Chaque jour, 7 hectares de vert disparaissent sous le béton en Flandre

Le parti écologiste Groen constate qu’un nombre accru d’espaces ouverts en Flandre sont victimes de nouvelles constructions et d’une bétonisation. Les verts se basent pour cela sur les chiffres du bureau belge de statistiques Statbel. L’an dernier, quelque sept hectares en moyenne par jour ont été soustraits à la nature en Flandre, soit 30% de plus que l’année précédente. La députée flamande Mieke Schauvliege (Groen) met en garde : cette tendance qui repart à la hausse favorise le dessèchement du sol en Flandre, alors que la Région souffre de plus en plus de la hausse des températures et d’une pénurie d’eau. Elle appelle la ministre à l’Environnement, Zuhal Demir (N-VA), à mettre un frein à la bétonisation de la Flandre.

"Nous demandons un cadre juridique qui interdise à l’avenir la construction dans les espaces ouverts en Flandre", précisait Mieke Schauvliege ce lundi dans l’émission "De ochtend" sur Radio 1 (VRT). "Le gouvernement flamand l’a déjà annoncé de très longue date, mais il n’arrive pas. C’est pourtant très important, certainement pour lutter contre la sécheresse. Chaque goutte d’eau qui tombe sur du béton n’entre pas dans le sol, et celui-ci dessèche. Il reste très difficile de combattre la sécheresse".

Les espaces ouverts sont encore toujours réquisitionnés pour construire des habitations, mais aussi des entreprises, des routes et infrastructures. "C’est une véritable accélération de la bétonisation au lieu de l’interdiction de couler davantage de béton" qui est annoncée depuis longtemps, souligne Mieke Schauvliege. "Les 7 hectares sont le solde. Aucun nouvel espace vert ne vient s’y ajouter".

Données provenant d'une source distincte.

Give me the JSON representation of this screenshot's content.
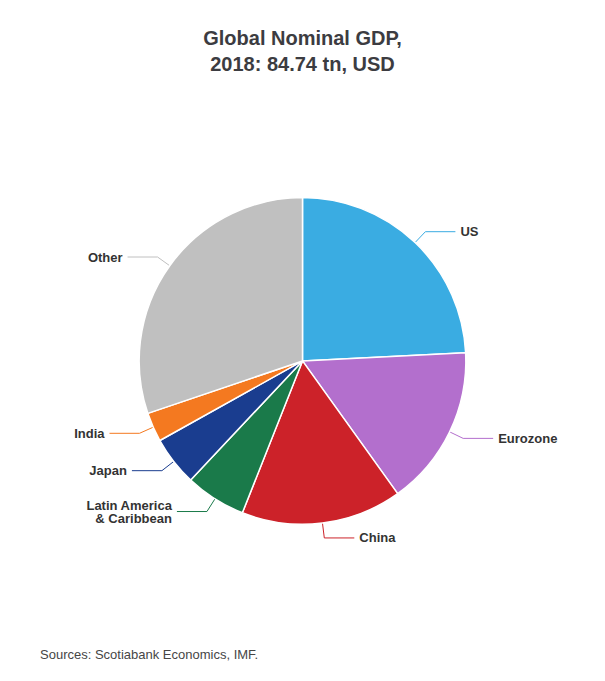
{
  "chart_data": {
    "type": "pie",
    "title": "Global Nominal GDP,\n2018: 84.74 tn, USD",
    "categories": [
      "US",
      "Eurozone",
      "China",
      "Latin America\n& Caribbean",
      "Japan",
      "India",
      "Other"
    ],
    "values": [
      24.2,
      15.9,
      15.9,
      6.0,
      4.9,
      2.9,
      30.2
    ],
    "colors": [
      "#3aace2",
      "#b36fcd",
      "#cc2229",
      "#1a7a4a",
      "#1a3d8f",
      "#f47920",
      "#c0c0c0"
    ],
    "annotation": "Sources: Scotiabank Economics, IMF."
  }
}
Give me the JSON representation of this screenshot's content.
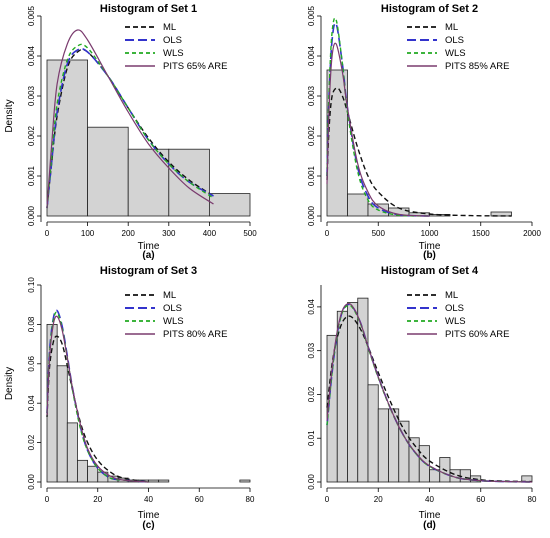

Arrêter de construire dans des espaces ouverts isolés, en attendant le cadre juridique

Mieke Schauvliege reproche à la ministre Zuhal Demir de ne pas encore avoir entrepris de réaliser un cadre politique pour modifier la façon de construire en Flandre. "La seule initiative qui avait déjà été mise sur la table est un mauvais décret qui, d’après les experts, a l’effet inverse de celui recherché et favorise donc la construction dans les espaces ouverts", précise la députée flamande. Elle demande que ce décret soit adapté. "Dans l’attente du cadre juridique, nous demandons d’arrêter de construire dans des espaces verts isolés qui sont cruellement nécessaires pour lutter contre la sécheresse".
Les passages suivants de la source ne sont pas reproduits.